The Department of Justice’s Olga Vysotskaya, who represented North Carolina, agreed but said since HB17 doesn’t render the Board powerless, it was not unconstitutional. She pointed to a state law and said it preserves a lot of the Board’s powers.

Vysotskaya added that it was her interpretation that the General Assembly had the power to legislate the relationship between the Board and the Superintendent. The case, she said, is an opportunity for the court to correct a misconception of the Board about its own powers.

“My personal opinion is that the plaintiffs did not meet their burden of persuasion in what’s right and what’s wrong here; our position as [the state] is that the General Assembly’s enactment should be left intact,” she said.
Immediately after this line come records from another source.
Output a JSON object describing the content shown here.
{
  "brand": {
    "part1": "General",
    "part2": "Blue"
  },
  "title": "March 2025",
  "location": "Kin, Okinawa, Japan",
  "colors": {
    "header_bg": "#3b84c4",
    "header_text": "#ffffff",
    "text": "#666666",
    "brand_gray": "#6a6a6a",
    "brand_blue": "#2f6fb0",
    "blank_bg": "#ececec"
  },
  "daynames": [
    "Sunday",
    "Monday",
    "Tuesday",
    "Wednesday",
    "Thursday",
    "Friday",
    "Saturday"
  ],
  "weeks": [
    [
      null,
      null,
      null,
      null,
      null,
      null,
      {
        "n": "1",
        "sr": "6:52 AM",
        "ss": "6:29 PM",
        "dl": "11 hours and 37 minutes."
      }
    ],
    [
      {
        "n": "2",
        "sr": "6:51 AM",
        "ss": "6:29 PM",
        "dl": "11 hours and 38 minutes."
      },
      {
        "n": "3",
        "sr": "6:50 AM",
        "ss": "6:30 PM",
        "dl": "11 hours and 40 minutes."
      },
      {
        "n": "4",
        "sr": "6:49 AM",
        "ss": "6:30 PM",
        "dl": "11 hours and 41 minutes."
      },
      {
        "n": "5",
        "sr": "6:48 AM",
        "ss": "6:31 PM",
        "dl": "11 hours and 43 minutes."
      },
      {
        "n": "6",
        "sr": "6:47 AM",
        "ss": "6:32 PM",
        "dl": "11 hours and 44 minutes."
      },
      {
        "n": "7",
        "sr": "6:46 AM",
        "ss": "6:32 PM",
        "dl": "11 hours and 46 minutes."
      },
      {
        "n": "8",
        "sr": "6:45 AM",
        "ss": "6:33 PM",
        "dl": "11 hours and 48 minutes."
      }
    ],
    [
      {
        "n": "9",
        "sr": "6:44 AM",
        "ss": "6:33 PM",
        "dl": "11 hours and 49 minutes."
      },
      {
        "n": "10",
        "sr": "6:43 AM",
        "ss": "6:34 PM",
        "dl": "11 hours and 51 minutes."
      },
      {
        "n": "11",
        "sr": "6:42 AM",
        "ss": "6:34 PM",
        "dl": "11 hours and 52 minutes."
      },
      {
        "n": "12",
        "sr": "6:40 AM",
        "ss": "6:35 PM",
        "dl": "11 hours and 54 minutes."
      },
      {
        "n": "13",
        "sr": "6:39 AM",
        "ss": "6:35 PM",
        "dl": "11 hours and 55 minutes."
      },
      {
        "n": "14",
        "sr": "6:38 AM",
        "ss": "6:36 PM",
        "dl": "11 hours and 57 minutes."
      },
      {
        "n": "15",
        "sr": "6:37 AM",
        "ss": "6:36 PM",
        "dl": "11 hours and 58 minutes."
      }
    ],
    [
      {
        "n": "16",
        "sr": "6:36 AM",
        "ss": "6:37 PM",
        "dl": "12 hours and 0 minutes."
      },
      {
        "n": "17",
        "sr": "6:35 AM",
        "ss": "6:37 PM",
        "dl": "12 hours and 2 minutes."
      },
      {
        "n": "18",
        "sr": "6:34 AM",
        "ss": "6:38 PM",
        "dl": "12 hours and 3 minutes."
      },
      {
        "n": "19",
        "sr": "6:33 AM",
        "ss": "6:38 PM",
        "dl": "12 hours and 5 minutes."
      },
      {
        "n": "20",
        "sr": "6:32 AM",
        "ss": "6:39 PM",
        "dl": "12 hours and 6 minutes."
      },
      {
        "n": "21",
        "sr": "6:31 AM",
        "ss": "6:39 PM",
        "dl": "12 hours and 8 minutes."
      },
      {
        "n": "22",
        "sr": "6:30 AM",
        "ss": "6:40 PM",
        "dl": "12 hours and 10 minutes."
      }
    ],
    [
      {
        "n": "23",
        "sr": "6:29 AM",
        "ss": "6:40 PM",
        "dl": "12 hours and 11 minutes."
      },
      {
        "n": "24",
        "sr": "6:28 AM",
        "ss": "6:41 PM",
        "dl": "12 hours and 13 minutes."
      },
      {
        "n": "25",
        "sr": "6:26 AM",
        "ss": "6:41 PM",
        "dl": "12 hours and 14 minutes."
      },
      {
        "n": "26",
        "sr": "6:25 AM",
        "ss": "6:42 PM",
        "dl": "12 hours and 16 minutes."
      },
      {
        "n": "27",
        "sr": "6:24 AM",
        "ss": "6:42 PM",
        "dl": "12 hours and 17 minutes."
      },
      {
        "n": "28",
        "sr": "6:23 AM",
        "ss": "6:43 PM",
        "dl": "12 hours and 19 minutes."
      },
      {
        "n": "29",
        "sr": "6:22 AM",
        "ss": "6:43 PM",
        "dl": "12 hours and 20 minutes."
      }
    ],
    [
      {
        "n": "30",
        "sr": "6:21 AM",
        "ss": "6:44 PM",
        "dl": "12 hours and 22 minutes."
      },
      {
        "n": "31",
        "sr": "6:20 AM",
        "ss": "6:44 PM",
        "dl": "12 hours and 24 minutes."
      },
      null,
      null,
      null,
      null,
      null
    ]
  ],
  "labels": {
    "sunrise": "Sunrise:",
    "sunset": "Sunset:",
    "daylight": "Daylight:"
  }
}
Ultimately, Judge Forrest Donald Bridges asked the parties to focus on the General Assembly’s boundaries in making changes with regard to the Constitution. He said the panel also wanted to know what the fundamental characters of the Board and the Superintendent are.

Another of the Board’s attorneys, Andrew Erteschik of Poyner Spruill, said the panel didn’t have to go as far as determining the character of each entity because legislators copied and pasted powers from the Constitution and transferred them.

“At the end of the day, we’re supported by the text [of the Constitution], 150 years of history, the framers’ intent [and] every case in the country that’s ever looked at this issue, including three North Carolina Supreme Court cases, and the defendants in this case are supported by quote, ‘political issues.'”

Erteschik added that the judges must strike down all of HB17 because anything else would be legislating from the bench.

“These laws typically rise and fall as a whole,” he said. “It’s difficult for judges … to hang up their robes and to simply act like legislators and craft this complicated [legislation], and so your honors, what I would say if you’re feeling that struggle, that difficulty in putting this law back together, it’s because it can’t be put back together.”

Lewis argued that the General Assembly only crosses the constitutional line when the Board no longer has anything to talk about or when they take away all the Board’s duties.

McGee told each party that the challenge for the panel would be making a decision based on the attorneys’ “all or nothing” arguments about the power of the General Assembly.

Bridges agreed and drove the point home that what seems like a simple question to them poses a great struggle for the panel.

“It’s not as obvious to us as it is to you, obviously,” he said.

Each of the judges thanked the attorneys as said they would take their arguments under advisement and decide the case at a later time.